Le cas de Mehdi Nasiri illustre l’approche révisionniste des soi-disant réformistes. Ancien rédacteur en chef du journal d’État Kayhan, Nasiri s’est fait connaître comme un critique virulent du guide suprême Ali Khamenei. Il donne des interviews à des médias en langue persane et voyage à l’étranger pour plaider en faveur d’alliances entre les réformistes et des personnalités en exil comme Reza Pahlavi. À son retour en Iran, Nasiri n’a subi aucune répercussion, ce qui amène les observateurs à conclure que le régime tolère la dissidence lorsque cela sert ses intérêts. En créant l’illusion d’une critique interne, des personnalités comme Nasiri renforcent le discours du régime selon lequel il autorise la libre expression.

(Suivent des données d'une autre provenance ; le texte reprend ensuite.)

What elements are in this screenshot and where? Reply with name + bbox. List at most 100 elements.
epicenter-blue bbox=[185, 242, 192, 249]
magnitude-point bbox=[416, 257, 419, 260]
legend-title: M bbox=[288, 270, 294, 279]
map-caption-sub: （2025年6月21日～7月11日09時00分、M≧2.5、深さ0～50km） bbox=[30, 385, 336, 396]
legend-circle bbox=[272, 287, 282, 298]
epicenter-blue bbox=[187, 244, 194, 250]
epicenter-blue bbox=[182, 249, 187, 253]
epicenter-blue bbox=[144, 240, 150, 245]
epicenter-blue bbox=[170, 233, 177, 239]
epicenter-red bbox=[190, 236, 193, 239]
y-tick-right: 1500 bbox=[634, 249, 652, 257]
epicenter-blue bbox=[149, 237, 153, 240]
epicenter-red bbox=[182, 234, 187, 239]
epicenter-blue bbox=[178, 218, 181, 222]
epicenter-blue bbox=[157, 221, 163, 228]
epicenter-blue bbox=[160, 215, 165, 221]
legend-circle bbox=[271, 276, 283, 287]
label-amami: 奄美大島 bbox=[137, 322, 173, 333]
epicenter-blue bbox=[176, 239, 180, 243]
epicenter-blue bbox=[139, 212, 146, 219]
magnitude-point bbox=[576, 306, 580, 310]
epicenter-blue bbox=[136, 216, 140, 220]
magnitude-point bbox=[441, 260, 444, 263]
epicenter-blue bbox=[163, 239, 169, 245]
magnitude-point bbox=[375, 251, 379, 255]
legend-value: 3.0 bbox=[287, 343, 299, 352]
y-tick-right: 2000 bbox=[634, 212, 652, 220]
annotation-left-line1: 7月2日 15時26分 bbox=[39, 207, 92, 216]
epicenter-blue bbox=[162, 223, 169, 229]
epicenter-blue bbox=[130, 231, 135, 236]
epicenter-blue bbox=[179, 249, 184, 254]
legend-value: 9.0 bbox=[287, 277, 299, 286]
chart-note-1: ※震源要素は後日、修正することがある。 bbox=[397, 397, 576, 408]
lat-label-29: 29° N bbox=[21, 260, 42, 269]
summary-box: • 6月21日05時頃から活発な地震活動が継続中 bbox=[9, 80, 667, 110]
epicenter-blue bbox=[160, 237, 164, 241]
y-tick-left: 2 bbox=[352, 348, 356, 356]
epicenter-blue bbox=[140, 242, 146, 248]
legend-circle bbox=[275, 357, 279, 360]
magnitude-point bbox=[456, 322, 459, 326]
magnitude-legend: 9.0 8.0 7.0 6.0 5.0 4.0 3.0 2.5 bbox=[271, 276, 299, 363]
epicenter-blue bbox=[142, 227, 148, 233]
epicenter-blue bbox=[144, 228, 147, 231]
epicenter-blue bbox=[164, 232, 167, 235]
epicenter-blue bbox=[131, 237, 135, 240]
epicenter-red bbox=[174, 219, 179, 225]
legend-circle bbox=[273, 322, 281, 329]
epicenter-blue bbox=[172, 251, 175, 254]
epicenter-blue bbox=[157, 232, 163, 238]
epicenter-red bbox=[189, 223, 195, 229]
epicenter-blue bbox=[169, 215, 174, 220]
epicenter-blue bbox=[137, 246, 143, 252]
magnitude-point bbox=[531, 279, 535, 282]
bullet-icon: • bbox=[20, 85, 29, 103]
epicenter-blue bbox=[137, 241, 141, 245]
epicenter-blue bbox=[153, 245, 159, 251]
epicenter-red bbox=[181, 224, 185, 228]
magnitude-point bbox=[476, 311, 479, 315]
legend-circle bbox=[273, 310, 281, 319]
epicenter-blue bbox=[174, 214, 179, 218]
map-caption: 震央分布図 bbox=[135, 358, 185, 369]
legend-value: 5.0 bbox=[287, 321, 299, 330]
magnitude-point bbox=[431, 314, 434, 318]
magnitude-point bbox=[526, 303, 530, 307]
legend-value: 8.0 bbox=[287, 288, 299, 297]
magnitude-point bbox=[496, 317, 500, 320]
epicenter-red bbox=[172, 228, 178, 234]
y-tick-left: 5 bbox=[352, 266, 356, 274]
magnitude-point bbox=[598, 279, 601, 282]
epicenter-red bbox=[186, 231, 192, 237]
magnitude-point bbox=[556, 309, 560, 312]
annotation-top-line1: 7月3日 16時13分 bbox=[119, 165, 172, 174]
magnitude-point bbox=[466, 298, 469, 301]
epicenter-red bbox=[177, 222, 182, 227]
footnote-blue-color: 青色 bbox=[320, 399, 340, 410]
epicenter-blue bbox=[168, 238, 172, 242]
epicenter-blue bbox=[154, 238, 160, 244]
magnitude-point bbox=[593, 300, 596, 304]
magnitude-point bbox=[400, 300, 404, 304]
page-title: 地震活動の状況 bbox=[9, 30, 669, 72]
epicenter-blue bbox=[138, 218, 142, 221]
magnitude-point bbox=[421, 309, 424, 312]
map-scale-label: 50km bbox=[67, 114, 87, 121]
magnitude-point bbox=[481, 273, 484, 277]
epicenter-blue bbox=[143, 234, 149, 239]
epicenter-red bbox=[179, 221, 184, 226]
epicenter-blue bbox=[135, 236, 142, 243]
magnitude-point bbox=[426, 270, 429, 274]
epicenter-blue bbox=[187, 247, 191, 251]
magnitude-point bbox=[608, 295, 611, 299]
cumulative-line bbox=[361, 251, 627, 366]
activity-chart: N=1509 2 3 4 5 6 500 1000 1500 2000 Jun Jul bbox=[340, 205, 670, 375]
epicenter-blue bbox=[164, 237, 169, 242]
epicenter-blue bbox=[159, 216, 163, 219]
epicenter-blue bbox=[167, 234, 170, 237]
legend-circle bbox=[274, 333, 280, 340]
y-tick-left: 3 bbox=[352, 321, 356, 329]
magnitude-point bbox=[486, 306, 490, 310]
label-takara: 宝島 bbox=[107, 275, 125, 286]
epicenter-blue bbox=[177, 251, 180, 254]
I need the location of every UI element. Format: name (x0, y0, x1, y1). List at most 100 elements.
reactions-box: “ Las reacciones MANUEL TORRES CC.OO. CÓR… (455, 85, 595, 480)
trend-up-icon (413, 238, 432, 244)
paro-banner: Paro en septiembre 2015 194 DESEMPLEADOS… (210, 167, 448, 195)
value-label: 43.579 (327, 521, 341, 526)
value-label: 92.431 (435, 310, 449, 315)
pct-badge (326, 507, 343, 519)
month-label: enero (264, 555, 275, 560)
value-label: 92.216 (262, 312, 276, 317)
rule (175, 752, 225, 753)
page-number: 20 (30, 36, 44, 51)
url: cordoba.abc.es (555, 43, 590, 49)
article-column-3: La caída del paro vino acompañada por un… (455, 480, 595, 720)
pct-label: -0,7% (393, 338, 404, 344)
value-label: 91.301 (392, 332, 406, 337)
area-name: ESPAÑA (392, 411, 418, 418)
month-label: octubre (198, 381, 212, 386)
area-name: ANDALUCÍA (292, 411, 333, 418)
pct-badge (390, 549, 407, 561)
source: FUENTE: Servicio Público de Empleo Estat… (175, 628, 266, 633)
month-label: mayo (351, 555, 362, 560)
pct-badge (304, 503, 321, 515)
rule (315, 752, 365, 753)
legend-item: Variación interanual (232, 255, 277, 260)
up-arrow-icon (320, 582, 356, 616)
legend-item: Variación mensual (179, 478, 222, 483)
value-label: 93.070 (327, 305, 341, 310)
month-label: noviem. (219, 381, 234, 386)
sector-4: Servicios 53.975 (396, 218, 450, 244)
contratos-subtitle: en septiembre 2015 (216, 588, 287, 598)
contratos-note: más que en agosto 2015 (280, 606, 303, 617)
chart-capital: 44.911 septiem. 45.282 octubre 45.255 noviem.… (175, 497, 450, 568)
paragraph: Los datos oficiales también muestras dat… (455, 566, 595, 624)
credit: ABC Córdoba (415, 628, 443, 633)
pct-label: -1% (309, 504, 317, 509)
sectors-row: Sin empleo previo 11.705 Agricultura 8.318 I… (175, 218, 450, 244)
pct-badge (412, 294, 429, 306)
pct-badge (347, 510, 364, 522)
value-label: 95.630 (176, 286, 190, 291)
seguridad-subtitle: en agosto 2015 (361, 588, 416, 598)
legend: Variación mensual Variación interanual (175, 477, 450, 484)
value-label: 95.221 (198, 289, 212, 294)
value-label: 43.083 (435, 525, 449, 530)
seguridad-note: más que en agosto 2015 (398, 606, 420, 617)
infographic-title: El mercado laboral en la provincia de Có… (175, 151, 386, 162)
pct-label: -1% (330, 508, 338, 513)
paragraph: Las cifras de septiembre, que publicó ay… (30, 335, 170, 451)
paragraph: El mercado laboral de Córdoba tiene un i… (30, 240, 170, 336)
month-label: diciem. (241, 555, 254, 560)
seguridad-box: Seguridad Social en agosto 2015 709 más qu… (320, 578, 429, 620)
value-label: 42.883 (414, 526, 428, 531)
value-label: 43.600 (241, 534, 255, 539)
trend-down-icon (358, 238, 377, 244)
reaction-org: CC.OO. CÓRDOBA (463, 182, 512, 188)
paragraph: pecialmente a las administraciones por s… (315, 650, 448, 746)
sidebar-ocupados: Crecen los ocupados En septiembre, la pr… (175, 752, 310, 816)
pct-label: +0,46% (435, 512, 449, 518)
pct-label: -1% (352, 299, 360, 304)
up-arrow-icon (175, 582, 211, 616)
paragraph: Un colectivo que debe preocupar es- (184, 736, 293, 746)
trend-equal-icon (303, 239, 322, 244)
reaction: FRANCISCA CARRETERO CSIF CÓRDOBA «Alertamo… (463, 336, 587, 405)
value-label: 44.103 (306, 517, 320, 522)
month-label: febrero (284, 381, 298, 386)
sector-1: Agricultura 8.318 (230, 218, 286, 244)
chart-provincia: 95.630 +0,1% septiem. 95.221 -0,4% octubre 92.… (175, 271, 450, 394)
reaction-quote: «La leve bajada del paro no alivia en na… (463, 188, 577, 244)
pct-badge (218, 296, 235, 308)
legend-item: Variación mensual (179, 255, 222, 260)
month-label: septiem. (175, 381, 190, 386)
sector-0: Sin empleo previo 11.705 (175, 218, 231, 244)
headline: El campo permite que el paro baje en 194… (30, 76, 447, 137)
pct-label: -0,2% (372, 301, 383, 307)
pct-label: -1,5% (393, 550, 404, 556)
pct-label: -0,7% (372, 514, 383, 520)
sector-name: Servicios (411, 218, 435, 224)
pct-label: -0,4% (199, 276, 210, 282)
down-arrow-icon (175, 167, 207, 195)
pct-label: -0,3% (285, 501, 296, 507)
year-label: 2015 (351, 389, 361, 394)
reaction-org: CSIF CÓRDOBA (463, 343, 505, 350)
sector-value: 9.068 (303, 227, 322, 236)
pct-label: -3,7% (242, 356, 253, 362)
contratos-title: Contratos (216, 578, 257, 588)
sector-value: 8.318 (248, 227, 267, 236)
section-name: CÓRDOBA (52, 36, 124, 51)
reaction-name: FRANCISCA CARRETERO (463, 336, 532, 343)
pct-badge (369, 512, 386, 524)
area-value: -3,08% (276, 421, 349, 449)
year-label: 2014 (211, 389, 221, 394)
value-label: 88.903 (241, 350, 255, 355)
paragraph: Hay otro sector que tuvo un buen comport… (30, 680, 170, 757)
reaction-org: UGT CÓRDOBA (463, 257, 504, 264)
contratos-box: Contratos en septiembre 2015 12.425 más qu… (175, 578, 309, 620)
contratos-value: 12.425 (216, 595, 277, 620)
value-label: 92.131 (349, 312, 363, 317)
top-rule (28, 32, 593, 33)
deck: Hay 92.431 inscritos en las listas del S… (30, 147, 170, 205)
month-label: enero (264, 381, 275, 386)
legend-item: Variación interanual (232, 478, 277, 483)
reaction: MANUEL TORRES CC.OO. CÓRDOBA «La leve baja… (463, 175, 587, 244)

En 2019, Hashem Khastar, un dirigeant éminent d’un syndicat d’enseignants en Iran et toujours emprisonné, a révélé dans une lettre sortie clandestinement de prison comment des agents des services de renseignement iraniens avaient fait pression sur lui lors d’un interrogatoire pour qu’il dénonce l’OMPI. Ils lui ont également demandé s’il était prêt à collaborer avec Reza Pahlavi et à participer à des activités contre le régime clérical.
Un test décisif subtil mais crucial
La stratégie de survie du régime clérical repose sur sa capacité à manipuler les perceptions de l’opposition, tant au niveau national qu’international. Au fil des décennies, confronté à une résistance généralisée de la population iranienne, le régime a adopté des méthodes de plus en plus sophistiquées pour maintenir son emprise sur le pouvoir. Sa tactique la plus insidieuse a été de brouiller la frontière entre une véritable dissidence et une opposition contrôlée, semant ainsi la méfiance même parmi ceux qui s’opposent au régime.
Pour la communauté internationale, faire la distinction entre ces deux catégories est difficile mais essentiel. Une mesure pratique et nuancée consiste à évaluer les attitudes envers le CNRI et l’OMPI. Ces groupes, en tant qu’opposants les plus organisés et les plus intransigeants du régime, servent de délimitation claire. La ligne rouge du régime – le point à partir duquel ses soi-disant dissidents et réformistes révèlent leur véritable alignement – est toute association avec ces organisations.
L’utilisation calculée par le régime iranien de dissidents fabriqués n’est pas seulement un outil de survie – c’est une arme de tromperie qui s’étend bien au-delà de ses frontières. En infiltrant des nations étrangères avec des agents et des individus compromis, Téhéran a brouillé la frontière entre une véritable opposition et des récits fabriqués, laissant les décideurs politiques incapables de distinguer les faits de la fiction. Ces agents ne se contentent pas de désinformer ; ils manipulent l’opinion publique et sèment la confusion, empêchant les dirigeants mondiaux de saisir les véritables réalités en Iran. Le résultat ? Les dirigeants iraniens sont constamment pris au dépourvu par des soulèvements, des manifestations et des changements dans la société iranienne qu’ils ne parviennent pas à prévoir.
Cette stratégie délibérée est plus qu’un jeu de pouvoir national : c’est une menace directe pour la stabilité mondiale. Les dirigeants doivent reconnaître que tolérer une telle infiltration met en péril la sécurité et les intérêts de leur propre pays. Le prix de l’inaction est élevé : la trahison continue de la lutte du peuple iranien pour sa liberté et l’érosion de la détermination internationale à l’égard d’un régime qui prospère sur la tromperie. Pour lutter contre cela, il faut non seulement prendre conscience de cette situation, mais aussi s’engager résolument à dénoncer et à neutraliser ces récits fabriqués avant qu’ils ne causent davantage de dommages.